Dislocation of the proximal tibiofibular joint is an injury to the joint where the shin bones (tibia & fibula) meet at the knee. It often occurs following an impact or a fall with the knee fully bent.
Medically reviewed by Dr Chaminda Goonetilleke, 21st Dec. 2021
Symptoms of tibiofibular joint dislocation
- Pain and swelling on the outer surface of the shin
- The head of the fibula may become more prominent, just below the outer surface of the knee
- Moving the ankle increases the pain in the knee
- You may be unable to weight-bear
What is the proximal tibiofibular joint?
The tibiofibular joint is a relatively immobile structure that joins the two shin bones; the fibula (outer) and the tibia (inner). It separates into two parts, the proximal or upper joint just below the knee and the distal joint which lies above the ankle joint.
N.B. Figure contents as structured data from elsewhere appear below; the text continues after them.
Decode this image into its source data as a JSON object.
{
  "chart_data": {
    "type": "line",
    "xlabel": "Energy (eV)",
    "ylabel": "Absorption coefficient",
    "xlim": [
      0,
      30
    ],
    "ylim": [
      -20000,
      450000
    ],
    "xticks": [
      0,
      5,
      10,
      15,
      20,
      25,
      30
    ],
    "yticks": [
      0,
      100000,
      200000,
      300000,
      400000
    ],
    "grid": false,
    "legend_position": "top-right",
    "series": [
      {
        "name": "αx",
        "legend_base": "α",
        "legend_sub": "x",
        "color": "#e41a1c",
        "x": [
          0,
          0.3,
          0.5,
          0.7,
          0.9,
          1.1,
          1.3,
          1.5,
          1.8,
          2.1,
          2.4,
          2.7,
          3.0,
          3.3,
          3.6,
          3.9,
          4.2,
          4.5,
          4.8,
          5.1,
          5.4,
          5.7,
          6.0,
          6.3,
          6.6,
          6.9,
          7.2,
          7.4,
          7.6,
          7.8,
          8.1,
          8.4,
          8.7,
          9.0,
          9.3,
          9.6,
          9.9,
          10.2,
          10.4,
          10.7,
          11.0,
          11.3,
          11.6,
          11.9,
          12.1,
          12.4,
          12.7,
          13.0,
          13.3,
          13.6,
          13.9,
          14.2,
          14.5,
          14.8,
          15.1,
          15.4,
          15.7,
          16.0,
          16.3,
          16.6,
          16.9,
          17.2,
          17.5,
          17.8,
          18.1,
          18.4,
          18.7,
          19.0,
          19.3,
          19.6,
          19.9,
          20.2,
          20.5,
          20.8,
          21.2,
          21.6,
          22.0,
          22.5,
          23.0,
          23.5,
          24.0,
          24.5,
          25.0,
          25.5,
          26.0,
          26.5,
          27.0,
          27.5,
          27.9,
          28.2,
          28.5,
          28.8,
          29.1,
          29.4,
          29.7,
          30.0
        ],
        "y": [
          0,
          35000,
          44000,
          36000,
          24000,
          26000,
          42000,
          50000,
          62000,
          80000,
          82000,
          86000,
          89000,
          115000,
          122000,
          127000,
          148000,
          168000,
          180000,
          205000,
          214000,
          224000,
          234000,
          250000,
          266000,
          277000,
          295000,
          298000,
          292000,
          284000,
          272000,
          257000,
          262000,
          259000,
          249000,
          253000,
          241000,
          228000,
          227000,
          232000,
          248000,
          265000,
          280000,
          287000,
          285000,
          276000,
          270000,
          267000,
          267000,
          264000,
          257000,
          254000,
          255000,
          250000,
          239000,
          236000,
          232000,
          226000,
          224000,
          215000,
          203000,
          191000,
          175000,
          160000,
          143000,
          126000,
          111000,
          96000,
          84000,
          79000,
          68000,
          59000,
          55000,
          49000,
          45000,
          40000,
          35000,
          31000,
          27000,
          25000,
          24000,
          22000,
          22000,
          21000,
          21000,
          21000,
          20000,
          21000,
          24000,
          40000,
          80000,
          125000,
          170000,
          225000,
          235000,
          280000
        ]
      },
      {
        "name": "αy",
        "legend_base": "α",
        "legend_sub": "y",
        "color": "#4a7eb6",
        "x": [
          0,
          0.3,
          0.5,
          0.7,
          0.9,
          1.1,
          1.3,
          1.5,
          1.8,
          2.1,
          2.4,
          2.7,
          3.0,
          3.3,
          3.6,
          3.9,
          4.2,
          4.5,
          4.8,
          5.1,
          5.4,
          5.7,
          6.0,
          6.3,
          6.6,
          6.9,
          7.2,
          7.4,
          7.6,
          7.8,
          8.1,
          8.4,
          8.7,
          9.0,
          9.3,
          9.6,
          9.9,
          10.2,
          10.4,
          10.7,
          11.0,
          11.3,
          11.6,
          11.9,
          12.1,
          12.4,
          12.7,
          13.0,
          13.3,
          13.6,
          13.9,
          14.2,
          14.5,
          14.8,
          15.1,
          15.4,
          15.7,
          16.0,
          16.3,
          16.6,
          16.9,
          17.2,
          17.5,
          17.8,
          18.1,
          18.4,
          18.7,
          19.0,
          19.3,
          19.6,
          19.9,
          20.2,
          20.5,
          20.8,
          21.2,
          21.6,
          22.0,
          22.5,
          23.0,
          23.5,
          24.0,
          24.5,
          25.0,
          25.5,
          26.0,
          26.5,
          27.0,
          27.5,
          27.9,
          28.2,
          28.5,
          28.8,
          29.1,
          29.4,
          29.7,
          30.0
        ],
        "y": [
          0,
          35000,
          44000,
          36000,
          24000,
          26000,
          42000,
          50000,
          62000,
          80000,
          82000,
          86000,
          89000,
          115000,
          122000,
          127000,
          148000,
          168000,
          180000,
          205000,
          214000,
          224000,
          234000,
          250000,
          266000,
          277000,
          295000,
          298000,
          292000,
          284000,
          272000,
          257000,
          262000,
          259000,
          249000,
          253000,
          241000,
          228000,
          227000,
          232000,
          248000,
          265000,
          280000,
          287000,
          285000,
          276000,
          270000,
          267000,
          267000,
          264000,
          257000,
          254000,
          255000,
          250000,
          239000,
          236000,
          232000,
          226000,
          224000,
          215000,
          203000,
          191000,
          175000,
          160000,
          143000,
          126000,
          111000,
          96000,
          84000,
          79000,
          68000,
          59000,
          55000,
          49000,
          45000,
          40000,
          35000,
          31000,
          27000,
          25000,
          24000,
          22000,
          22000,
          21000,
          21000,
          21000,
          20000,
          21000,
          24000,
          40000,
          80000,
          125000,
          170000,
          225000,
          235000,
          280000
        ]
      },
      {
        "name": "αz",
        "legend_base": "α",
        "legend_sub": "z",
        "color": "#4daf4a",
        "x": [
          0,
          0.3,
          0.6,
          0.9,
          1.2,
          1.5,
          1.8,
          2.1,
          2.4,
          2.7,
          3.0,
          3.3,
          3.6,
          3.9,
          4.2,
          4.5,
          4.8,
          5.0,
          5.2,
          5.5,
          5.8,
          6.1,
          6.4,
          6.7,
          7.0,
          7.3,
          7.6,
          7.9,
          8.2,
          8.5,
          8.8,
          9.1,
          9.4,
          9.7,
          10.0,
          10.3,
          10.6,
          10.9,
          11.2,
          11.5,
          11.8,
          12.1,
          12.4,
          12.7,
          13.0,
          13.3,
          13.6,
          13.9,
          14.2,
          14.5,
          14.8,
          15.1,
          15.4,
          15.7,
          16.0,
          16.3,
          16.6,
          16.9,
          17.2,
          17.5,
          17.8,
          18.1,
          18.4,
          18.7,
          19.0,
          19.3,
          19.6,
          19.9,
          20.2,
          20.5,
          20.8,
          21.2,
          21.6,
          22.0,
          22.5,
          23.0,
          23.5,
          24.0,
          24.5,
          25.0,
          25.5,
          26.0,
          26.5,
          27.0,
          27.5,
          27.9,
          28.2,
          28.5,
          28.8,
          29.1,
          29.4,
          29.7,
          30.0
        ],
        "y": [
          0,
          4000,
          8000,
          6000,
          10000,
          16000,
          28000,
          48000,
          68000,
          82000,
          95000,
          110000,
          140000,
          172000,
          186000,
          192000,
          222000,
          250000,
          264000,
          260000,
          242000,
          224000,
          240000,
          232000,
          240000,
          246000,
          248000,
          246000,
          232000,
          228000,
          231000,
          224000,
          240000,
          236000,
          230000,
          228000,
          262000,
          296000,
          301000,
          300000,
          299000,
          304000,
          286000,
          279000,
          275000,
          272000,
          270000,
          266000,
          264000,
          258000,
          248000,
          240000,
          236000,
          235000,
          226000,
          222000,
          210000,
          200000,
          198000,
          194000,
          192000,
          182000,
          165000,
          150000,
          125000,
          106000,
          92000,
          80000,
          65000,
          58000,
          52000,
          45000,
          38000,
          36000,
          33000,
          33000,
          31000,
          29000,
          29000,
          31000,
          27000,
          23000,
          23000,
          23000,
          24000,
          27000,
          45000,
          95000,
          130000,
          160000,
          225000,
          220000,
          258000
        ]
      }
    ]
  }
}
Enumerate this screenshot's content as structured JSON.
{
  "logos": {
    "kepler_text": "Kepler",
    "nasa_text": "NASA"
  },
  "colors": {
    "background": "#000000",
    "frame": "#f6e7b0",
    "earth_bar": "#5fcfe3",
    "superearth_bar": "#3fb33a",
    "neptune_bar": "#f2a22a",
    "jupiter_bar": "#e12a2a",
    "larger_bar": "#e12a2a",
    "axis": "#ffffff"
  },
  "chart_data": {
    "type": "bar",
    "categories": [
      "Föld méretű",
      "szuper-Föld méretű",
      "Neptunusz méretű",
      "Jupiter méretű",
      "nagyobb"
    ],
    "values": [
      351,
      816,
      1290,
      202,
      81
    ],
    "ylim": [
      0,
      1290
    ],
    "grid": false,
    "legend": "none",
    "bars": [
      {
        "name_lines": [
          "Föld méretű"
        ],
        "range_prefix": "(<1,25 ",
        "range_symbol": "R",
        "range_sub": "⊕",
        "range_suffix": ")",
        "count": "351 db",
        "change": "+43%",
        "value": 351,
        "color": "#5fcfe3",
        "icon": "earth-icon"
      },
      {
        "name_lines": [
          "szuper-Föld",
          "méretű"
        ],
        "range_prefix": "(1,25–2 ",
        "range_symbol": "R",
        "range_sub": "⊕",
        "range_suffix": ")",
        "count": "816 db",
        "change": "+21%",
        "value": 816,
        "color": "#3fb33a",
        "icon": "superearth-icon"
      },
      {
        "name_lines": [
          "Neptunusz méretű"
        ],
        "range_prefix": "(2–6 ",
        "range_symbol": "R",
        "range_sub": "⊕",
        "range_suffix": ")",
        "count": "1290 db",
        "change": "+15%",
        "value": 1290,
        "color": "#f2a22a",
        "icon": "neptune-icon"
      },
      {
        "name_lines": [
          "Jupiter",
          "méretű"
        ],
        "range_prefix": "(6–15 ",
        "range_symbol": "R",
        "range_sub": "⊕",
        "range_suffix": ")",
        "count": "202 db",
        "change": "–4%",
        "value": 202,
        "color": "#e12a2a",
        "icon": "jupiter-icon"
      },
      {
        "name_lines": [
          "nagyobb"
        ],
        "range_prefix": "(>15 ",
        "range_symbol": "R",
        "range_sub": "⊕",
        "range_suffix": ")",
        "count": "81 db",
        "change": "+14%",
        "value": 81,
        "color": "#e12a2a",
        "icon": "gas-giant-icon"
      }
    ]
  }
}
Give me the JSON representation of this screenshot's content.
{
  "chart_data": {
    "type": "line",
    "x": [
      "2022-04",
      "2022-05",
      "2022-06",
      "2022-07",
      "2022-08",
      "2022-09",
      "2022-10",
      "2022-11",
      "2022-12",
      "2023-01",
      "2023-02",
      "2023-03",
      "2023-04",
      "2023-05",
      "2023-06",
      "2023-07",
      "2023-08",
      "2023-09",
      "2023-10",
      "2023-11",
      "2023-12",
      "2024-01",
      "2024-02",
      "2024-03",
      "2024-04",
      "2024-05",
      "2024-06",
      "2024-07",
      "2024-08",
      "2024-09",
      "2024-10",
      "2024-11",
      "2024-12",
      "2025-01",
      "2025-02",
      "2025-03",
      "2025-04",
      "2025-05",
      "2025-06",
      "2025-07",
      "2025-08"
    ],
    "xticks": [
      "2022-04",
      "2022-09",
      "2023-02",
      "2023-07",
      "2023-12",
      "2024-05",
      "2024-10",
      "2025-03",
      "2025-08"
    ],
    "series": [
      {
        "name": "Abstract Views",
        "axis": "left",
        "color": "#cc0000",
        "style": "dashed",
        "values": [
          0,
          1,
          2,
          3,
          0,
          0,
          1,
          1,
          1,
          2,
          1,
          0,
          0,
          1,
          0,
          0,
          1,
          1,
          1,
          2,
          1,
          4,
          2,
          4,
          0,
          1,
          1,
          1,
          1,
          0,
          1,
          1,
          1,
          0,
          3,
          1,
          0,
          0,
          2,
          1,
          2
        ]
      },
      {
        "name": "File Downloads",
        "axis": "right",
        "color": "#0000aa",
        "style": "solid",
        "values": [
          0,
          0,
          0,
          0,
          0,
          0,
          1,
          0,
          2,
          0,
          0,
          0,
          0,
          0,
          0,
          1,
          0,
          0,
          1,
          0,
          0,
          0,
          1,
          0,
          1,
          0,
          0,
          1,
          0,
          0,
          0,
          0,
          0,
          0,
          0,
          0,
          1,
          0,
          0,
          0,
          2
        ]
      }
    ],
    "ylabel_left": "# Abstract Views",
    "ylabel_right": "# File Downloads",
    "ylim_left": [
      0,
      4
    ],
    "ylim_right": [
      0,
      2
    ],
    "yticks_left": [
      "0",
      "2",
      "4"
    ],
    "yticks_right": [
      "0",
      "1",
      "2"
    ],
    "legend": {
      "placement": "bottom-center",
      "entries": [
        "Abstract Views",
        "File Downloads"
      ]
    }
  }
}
The function of the joints is to limit the movement between the two shin bones. In particular from twisting movements of the leg. It comprises strong ligamentous bands. These bands pass diagonally between the tibia and the fibula.
Dislocation of the proximal tibiofibular joint occurs most commonly from impact or falling onto a bent knee, with the foot pointing inwards (inversion) and downwards.
This puts added strain on the muscles connecting the fibula to the foot and toes (e.g. peroneal muscles). Therefore, the fibula displaces forwards. If the force is sufficient it causes the joint to become dislocated.
This is different from a whole knee joint dislocation – where the thigh bone (Femur) and the Tibia become separated.
The peroneal nerve is also sometimes injured. Therefore it is important to treat a tibiofibular joint dislocation seriously.
Treatment of a tibiofibular joint dislocation
Rest and apply cold therapy as soon as possible. Avoid aggravating movements i.e. full flexion of the knee, inversion of the ankle. See a sports injury specialist immediately.
A sports injury practitioner can correctly diagnose the injury and advise on pain relief such as NSAIDs e.g. Ibuprofen. Dislocations from trauma are normally treated surgically. The surgeon fixes the two bones back together by inserting screws or a K-wire to keep them in place.
Following surgery, the leg is normally immobilized in a cast for up to 6 weeks. Once the cast is removed a rehabilitative exercise program should be maintained to aid full recovery.